If you’re a “lower-case “D” democrat,” Haskell said, “you ought to be doing everything you can to ensure access to the ballot box.”
Incarcerated Connecticut residents have perhaps even more motivation to vote than those who are not, Haskell suggested, because, “it’s hard to imagine anyone impacted by state policies more than those under the 24/7 watch of our state government.”
Ray and his colleague, James Jeter, a co-director of Unlock the Vote who spent 20 years in prison, admit there isn’t a huge appetite among Connecticut’s incarcerated population to vote. But that, Jeter said, is because many of them have never voted before.
“If I never had lobster, how do I know I like lobster?” he asked.

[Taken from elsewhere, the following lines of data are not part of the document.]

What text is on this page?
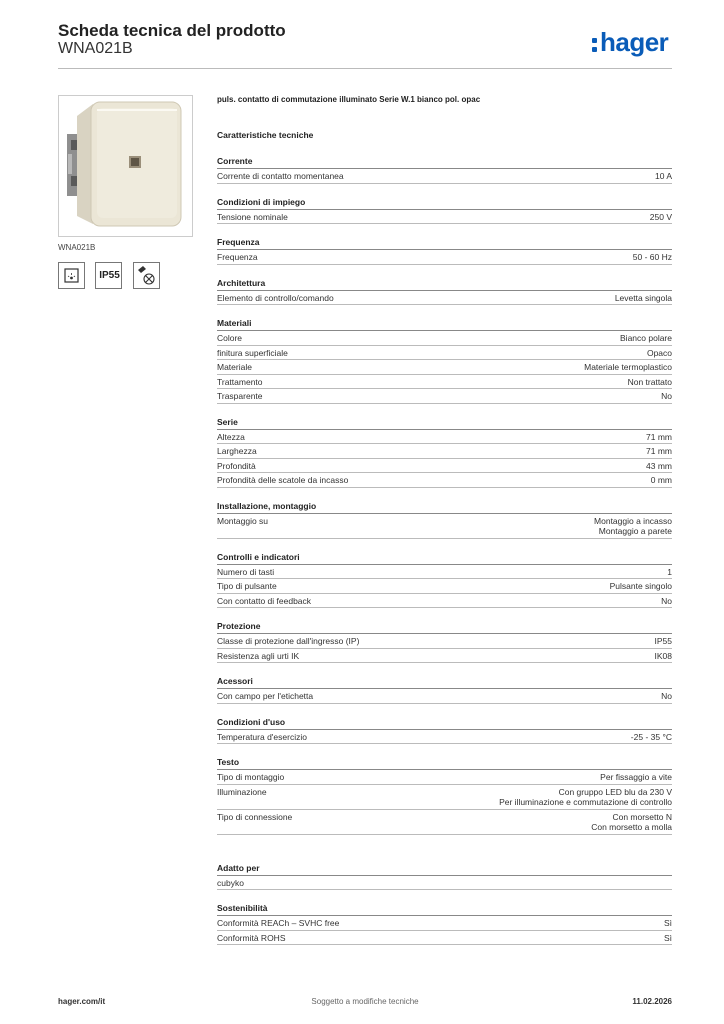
Scheda tecnica del prodotto
WNA021B	hager
WNA021B
IP55
puls. contatto di commutazione illuminato Serie W.1 bianco pol. opac
Caratteristiche tecniche
Corrente
Corrente di contatto momentanea	10 A
Condizioni di impiego
Tensione nominale	250 V
Frequenza
Frequenza	50 - 60 Hz
Architettura
Elemento di controllo/comando	Levetta singola
Materiali
Colore	Bianco polare
finitura superficiale	Opaco
Materiale	Materiale termoplastico
Trattamento	Non trattato
Trasparente	No
Serie
Altezza	71 mm
Larghezza	71 mm
Profondità	43 mm
Profondità delle scatole da incasso	0 mm
Installazione, montaggio
Montaggio su	Montaggio a incasso
Montaggio a parete
Controlli e indicatori
Numero di tasti	1
Tipo di pulsante	Pulsante singolo
Con contatto di feedback	No
Protezione
Classe di protezione dall'ingresso (IP)	IP55
Resistenza agli urti IK	IK08
Acessori
Con campo per l'etichetta	No
Condizioni d'uso
Temperatura d'esercizio	-25 - 35 °C
Testo
Tipo di montaggio	Per fissaggio a vite
Illuminazione	Con gruppo LED blu da 230 V
Per illuminazione e commutazione di controllo
Tipo di connessione	Con morsetto N
Con morsetto a molla
Adatto per
cubyko
Sostenibilità
Conformità REACh – SVHC free	Sì
Conformità ROHS	Sì
hager.com/it	Soggetto a modifiche tecniche	11.02.2026
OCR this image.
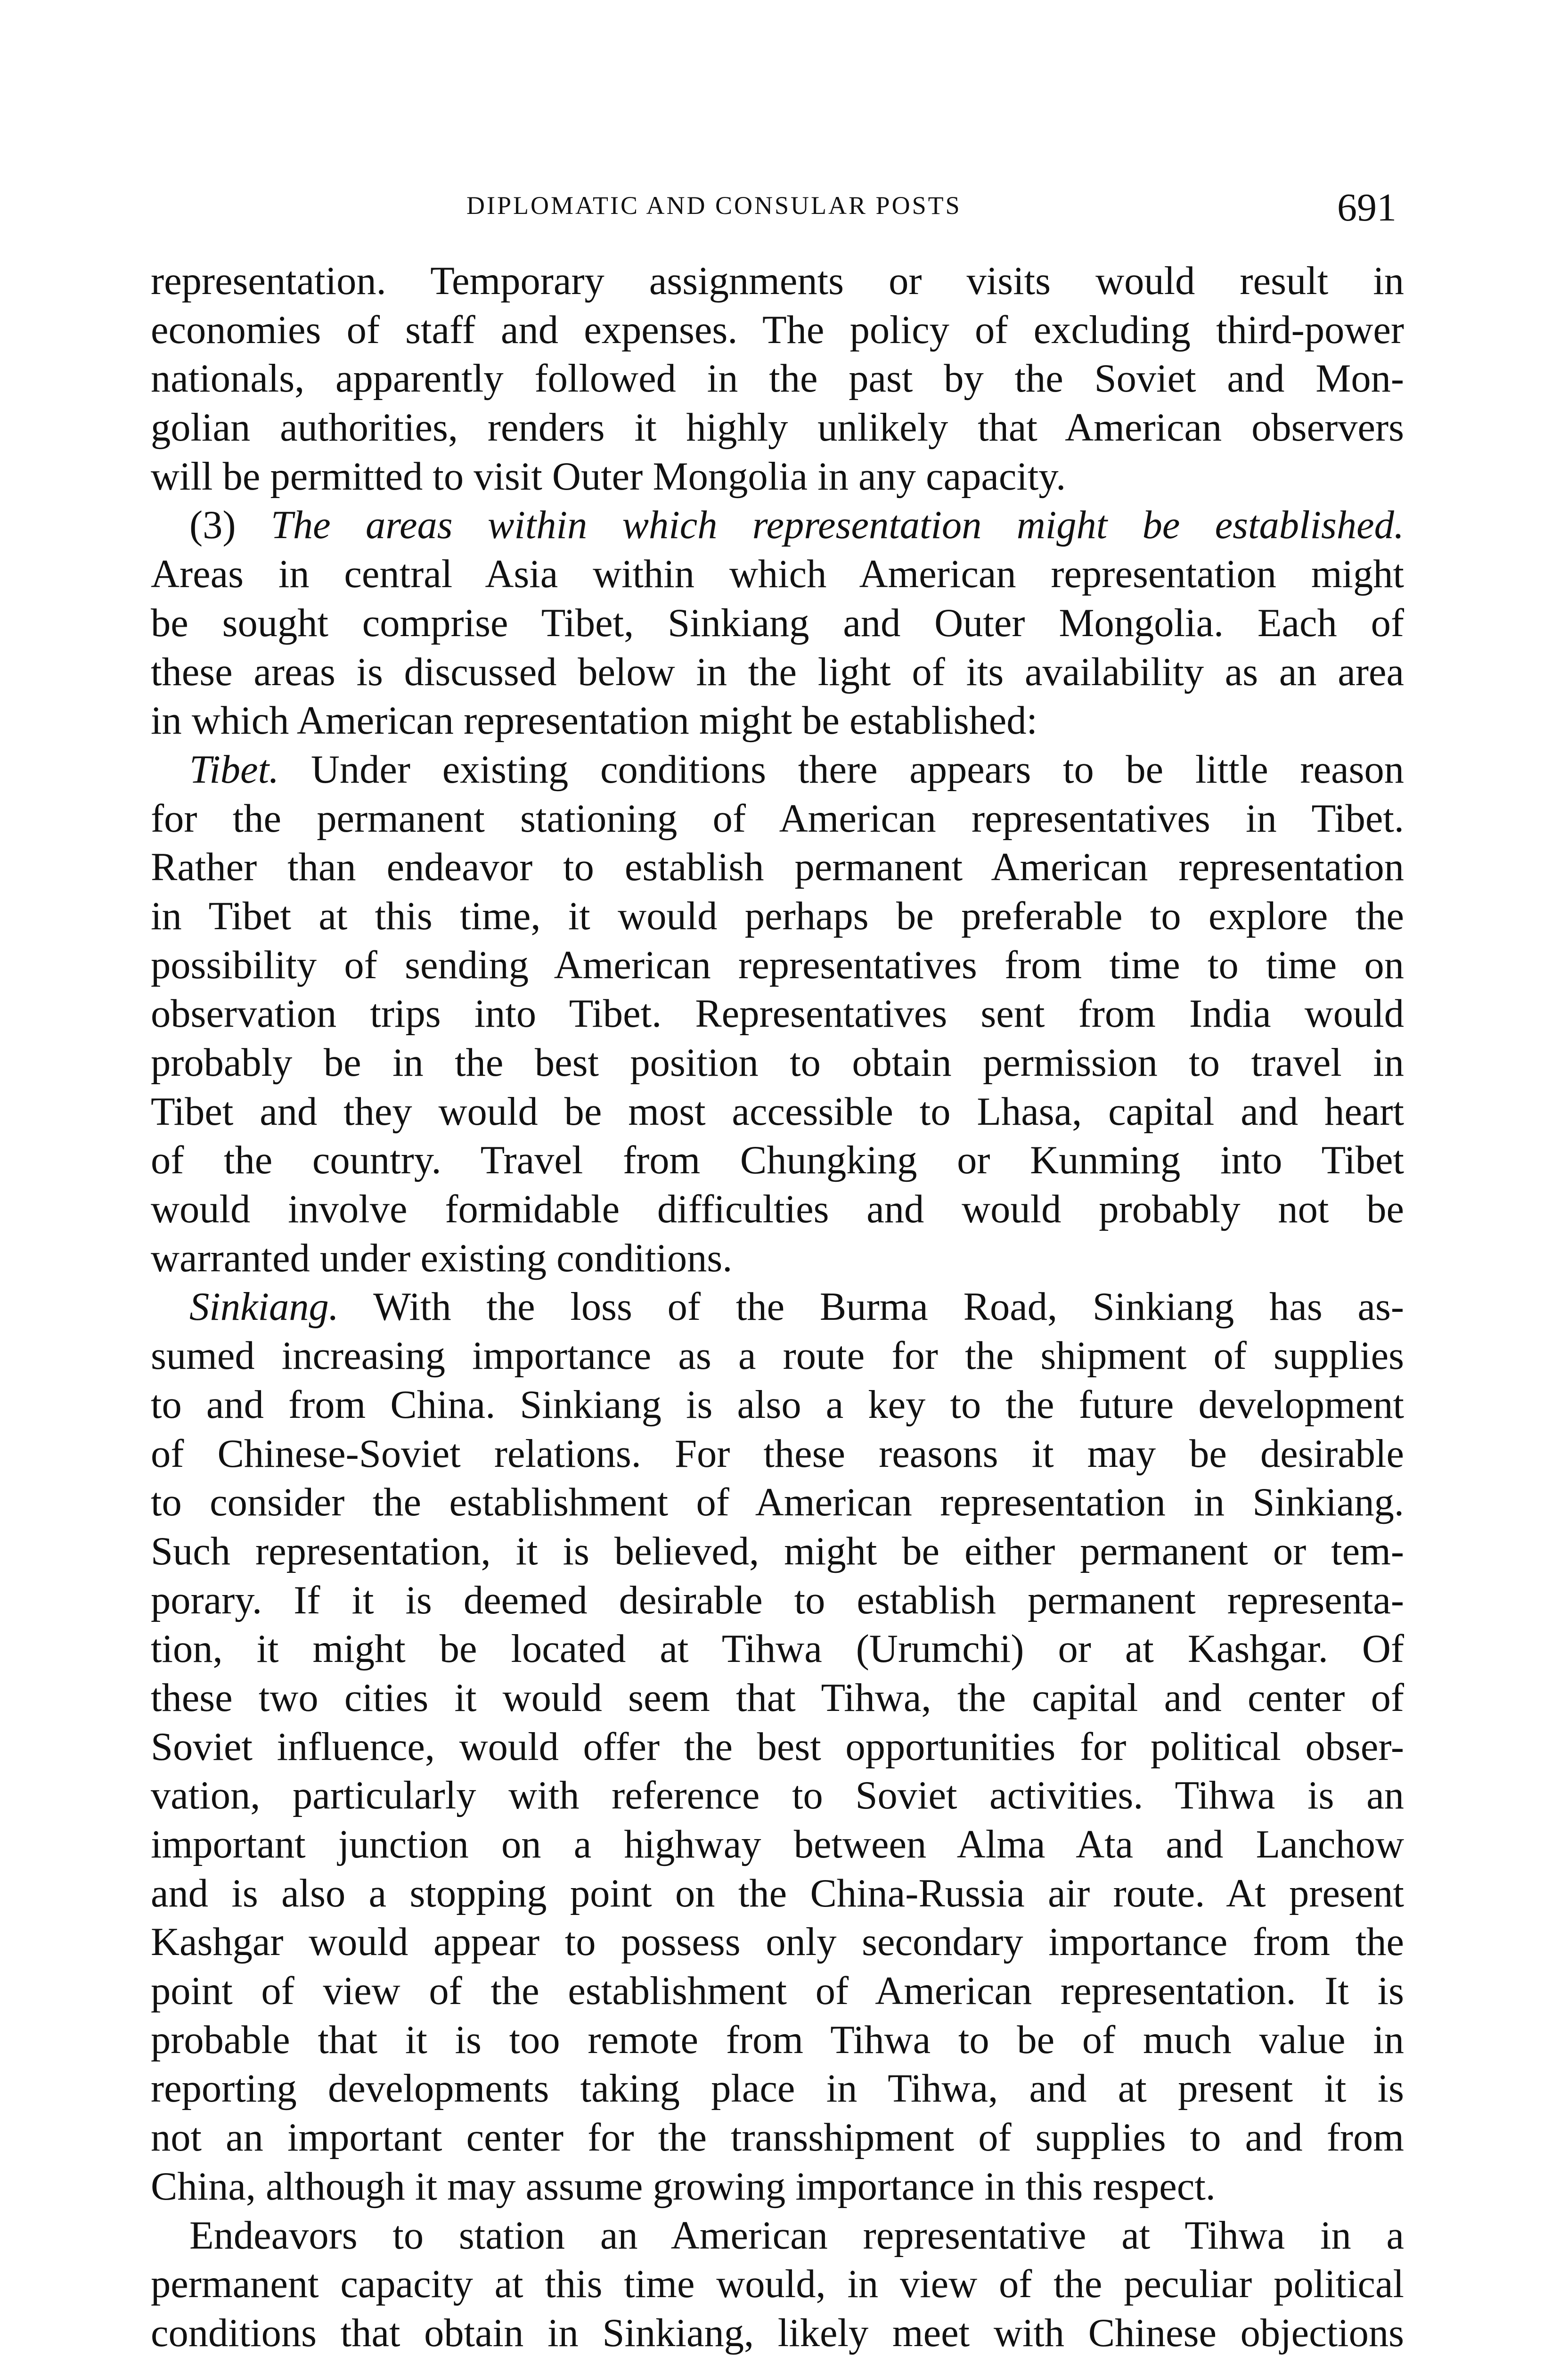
DIPLOMATIC AND CONSULAR POSTS	691
representation. Temporary assignments or visits would result in
economies of staff and expenses. The policy of excluding third-power
nationals, apparently followed in the past by the Soviet and Mon-
golian authorities, renders it highly unlikely that American observers
will be permitted to visit Outer Mongolia in any capacity.
(3) The areas within which representation might be established.
Areas in central Asia within which American representation might
be sought comprise Tibet, Sinkiang and Outer Mongolia. Each of
these areas is discussed below in the light of its availability as an area
in which American representation might be established:
Tibet. Under existing conditions there appears to be little reason
for the permanent stationing of American representatives in Tibet.
Rather than endeavor to establish permanent American representation
in Tibet at this time, it would perhaps be preferable to explore the
possibility of sending American representatives from time to time on
observation trips into Tibet. Representatives sent from India would
probably be in the best position to obtain permission to travel in
Tibet and they would be most accessible to Lhasa, capital and heart
of the country. Travel from Chungking or Kunming into Tibet
would involve formidable difficulties and would probably not be
warranted under existing conditions.
Sinkiang. With the loss of the Burma Road, Sinkiang has as-
sumed increasing importance as a route for the shipment of supplies
to and from China. Sinkiang is also a key to the future development
of Chinese-Soviet relations. For these reasons it may be desirable
to consider the establishment of American representation in Sinkiang.
Such representation, it is believed, might be either permanent or tem-
porary. If it is deemed desirable to establish permanent representa-
tion, it might be located at Tihwa (Urumchi) or at Kashgar. Of
these two cities it would seem that Tihwa, the capital and center of
Soviet influence, would offer the best opportunities for political obser-
vation, particularly with reference to Soviet activities. Tihwa is an
important junction on a highway between Alma Ata and Lanchow
and is also a stopping point on the China-Russia air route. At present
Kashgar would appear to possess only secondary importance from the
point of view of the establishment of American representation. It is
probable that it is too remote from Tihwa to be of much value in
reporting developments taking place in Tihwa, and at present it is
not an important center for the transshipment of supplies to and from
China, although it may assume growing importance in this respect.
Endeavors to station an American representative at Tihwa in a
permanent capacity at this time would, in view of the peculiar political
conditions that obtain in Sinkiang, likely meet with Chinese objections
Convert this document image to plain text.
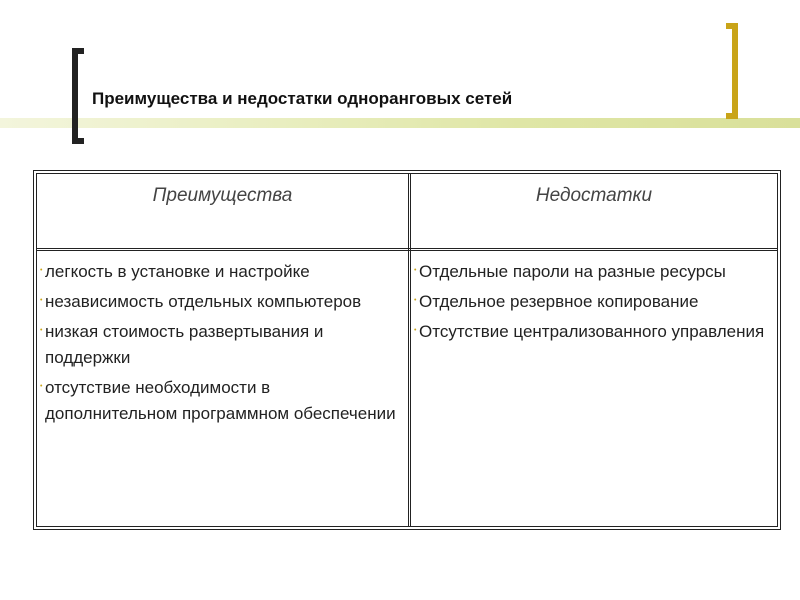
Преимущества и недостатки одноранговых сетей
Преимущества	Недостатки
• легкость в установке и настройке
• независимость отдельных компьютеров
• низкая стоимость развертывания и поддержки
• отсутствие необходимости в дополнительном программном обеспечении
• Отдельные пароли на разные ресурсы
• Отдельное резервное копирование
• Отсутствие централизованного управления
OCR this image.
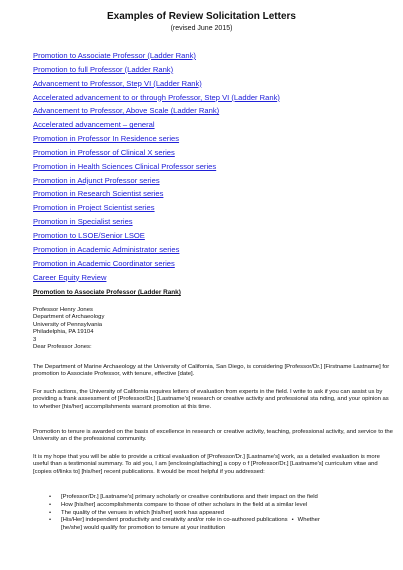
Examples of Review Solicitation Letters
(revised June 2015)
Promotion to Associate Professor (Ladder Rank)
Promotion to full Professor (Ladder Rank)
Advancement to Professor, Step VI (Ladder Rank)
Accelerated advancement to or through Professor, Step VI (Ladder Rank)
Advancement to Professor, Above Scale (Ladder Rank)
Accelerated advancement – general
Promotion in Professor In Residence series
Promotion in Professor of Clinical X series
Promotion in Health Sciences Clinical Professor series
Promotion in Adjunct Professor series
Promotion in Research Scientist series
Promotion in Project Scientist series
Promotion in Specialist series
Promotion to LSOE/Senior LSOE
Promotion in Academic Administrator series
Promotion in Academic Coordinator series
Career Equity Review
Promotion to Associate Professor (Ladder Rank)
Professor Henry Jones
Department of Archaeology
University of Pennsylvania
Philadelphia, PA 19104
3
Dear Professor Jones:

The Department of Marine Archaeology at the University of California, San Diego, is considering [Professor/Dr.] [Firstname Lastname] for promotion to Associate Professor, with tenure, effective [date].

For such actions, the University of California requires letters of evaluation from experts in the field. I write to ask if you can assist us by providing a frank assessment of [Professor/Dr.] [Lastname's] research or creative activity and professional sta nding, and your opinion as to whether [his/her] accomplishments warrant promotion at this time.

Promotion to tenure is awarded on the basis of excellence in research or creative activity, teaching, professional activity, and service to the University an d the professional community.

It is my hope that you will be able to provide a critical evaluation of [Professor/Dr.] [Lastname's] work, as a detailed evaluation is more useful than a testimonial summary. To aid you, I am [enclosing/attaching] a copy o f [Professor/Dr.] [Lastname's] curriculum vitae and [copies of/links to] [his/her] recent publications. It would be most helpful if you addressed:

• [Professor/Dr.] [Lastname's] primary scholarly or creative contributions and their impact on the field
• How [his/her] accomplishments compare to those of other scholars in the field at a similar level
• The quality of the venues in which [his/her] work has appeared
• [His/Her] independent productivity and creativity and/or role in co-authored publications • Whether
[he/she] would qualify for promotion to tenure at your institution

Felony disenfranchisement laws disproportionately affect people of color. White non-Hispanic residents make up 80% of the state’s population, but only about a third of incarcerated persons. African Americans and Latinos make up two-thirds of the prison population.
If large swaths of minority communities are unable to vote, Jeter said, it becomes more difficult for eligible minority voters to see the point of civic engagement.
“So, you go from a community that’s disengaged, to prison, and so it’s just a cycle that doesn’t end. So, you lose something that you never knew you had, and you don’t know the effects of it because you go back to the community that’s disengaged, and you just think, ‘This is what it is,'” Jeter said. “You have whole communities that are civic graveyards.”
“So, you go from a community that’s disengaged, to prison, and so it’s just a cycle that doesn’t end. You have whole communities that are civic graveyards.”
Co-Director, Unlock the Vote
Restoring voting rights to parolees and expanding ballot box access to the incarcerated are different parts of the same fight, Ray said. “We’re really working to get people a right to their citizenship.”
That fight isn’t just about being able to vote, Jeter said. “It’s about not being counted, or accounted for.”
Jeter has never voted. He can’t — he was incarcerated for 20 years, and now he’s on parole for 13 more. That means, barring the legislature restoring parolees’ rights to vote, he won’t be able to cast a ballot for another decade.
In the two-and-a-half years Jeter has been home, he’s learned a lot about the impacts of low voter turnout and the importance of civic engagement. Not being able to vote, to directly play a role in an election’s outcome, makes him feel powerless.
“It’s the weight of it,” he said. “No matter how much I see, I have no voice.”